Hill attended Auburn for 18 months without finishing her degree. She imagined a future making health education videos. Instead, she married a man who owned a video post-production company and moved to New York. When that marriage ended, she moved to Durham, attracted by its ties with the Full Frame Documentary Film Festival and the Center for Documentary Studies at Duke. She made two films along the way about migrant workers and tobacco farmers.

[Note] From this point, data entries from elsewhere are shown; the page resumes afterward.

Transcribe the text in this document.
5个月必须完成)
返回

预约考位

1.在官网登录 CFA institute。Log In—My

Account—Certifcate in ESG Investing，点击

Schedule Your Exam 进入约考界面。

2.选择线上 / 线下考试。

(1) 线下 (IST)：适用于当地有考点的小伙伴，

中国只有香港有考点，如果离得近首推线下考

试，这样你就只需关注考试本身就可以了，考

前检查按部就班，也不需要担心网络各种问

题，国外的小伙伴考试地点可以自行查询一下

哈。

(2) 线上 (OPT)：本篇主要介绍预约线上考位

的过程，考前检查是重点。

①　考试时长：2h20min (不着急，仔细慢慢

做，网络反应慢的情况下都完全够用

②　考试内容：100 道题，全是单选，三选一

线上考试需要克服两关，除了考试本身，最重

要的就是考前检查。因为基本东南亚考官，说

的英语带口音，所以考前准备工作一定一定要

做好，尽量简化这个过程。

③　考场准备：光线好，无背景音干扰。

When Hill returned to Durham, she needed a part-time job to support her filmmaking, so she returned to pharmacy. She works three or four days a month for Walmart, filling in when other pharmacists are on vacation, and spends the rest of the time on her film projects: promoting “Private Violence,” a documentary she made about domestic violence that premiered this year at the prestigious Sundance Film Festival, and working on “A Chef’s Life.”
Howard and Hill’s partnership works because both women intuitively understand the food landscape they are trying to portray. “A Chef’s Life” isn’t just a cooking show. It’s also a documentary about Howard’s life and an exploration of Down East food traditions, highlighting such dishes as collard kraut and chicken and rice.
Living Southern foodways
Two weeks ago, Howard and Hill were at a chicken farm filming for the 13th episode of the second season. They took a break before Howard was to eviscerate a chicken for the first time on camera.
Howard noted, with disappointment, that they had not included cucumbers as a key ingredient in planning for the third season. The two rhapsodized about the simple salt and vinegar cucumber salad that was a summertime staple on their families’ tables.
Their banter moved onto squash, the ingredient to be profiled in the first episode of season three. Howard described how squash and onions are cooked down in a cast-iron skillet in bacon fat. Hill picked up the thread: “It’s in a little bowl. You only take a little bit of it ...” Howard finished the thought: “Because it is so potent.”
They understand the foodways of this region because they have lived them.
“Like, when we went out to film fried chicken,” Hill explained, “I said, ‘Vivian, let’s have banana sandwiches.’ ” In this part of the world, fried chicken is often served with sandwiches made with soft white bread, mayonnaise and bananas. “We had a conversation,” she added, “about how to slice the bananas.”
The women’s easy rapport belies the struggle it has been to produce the series.
“We have scratched and clawed to be able to do this,” Howard said.
Hill first approached The Food Network through a contact, but got nowhere. She sent a 10-minute trailer to UNC-TV, which turned them down. She took it to South Carolina ETV, which loved the show and agreed to sell it to other public television stations across the country.
Howard and Hill lined up small sponsorships from a Lenoir County leaders group, N.C. Blue Cross Blue Shield, N.C. Pork Council and others. Crowdsourcing brought in $56,000. But the money raised didn’t cover all costs of producing the first season, which costs up to $50,000 an episode.
A few more sponsors have come on board to help support the second season. But a large sponsor – say, a major food company or kitchenwares brand – to help cover the entire cost of production remains elusive, despite ongoing discussions with eight or 10 corporations.
“We realize that none of us are good deal closers,” said Howard, seated a few feet from Hill, in her home kitchen after finishing that day’s filming.
The conversation soon turned to the material to cover in episode 13: the trip to the chicken farm, Howard making deviled eggs with her mother, Howard’s appearance on the “Today” show, her cooking at the James Beard House. It’s a lot of material to fit in 30 minutes.
“Can we make 14 episodes?” Howard asked.
“That’s what I’m thinking,” Hill replied. Then, with a laugh, she added, “We don’t have enough money to film 13 episodes, let’s do 14.”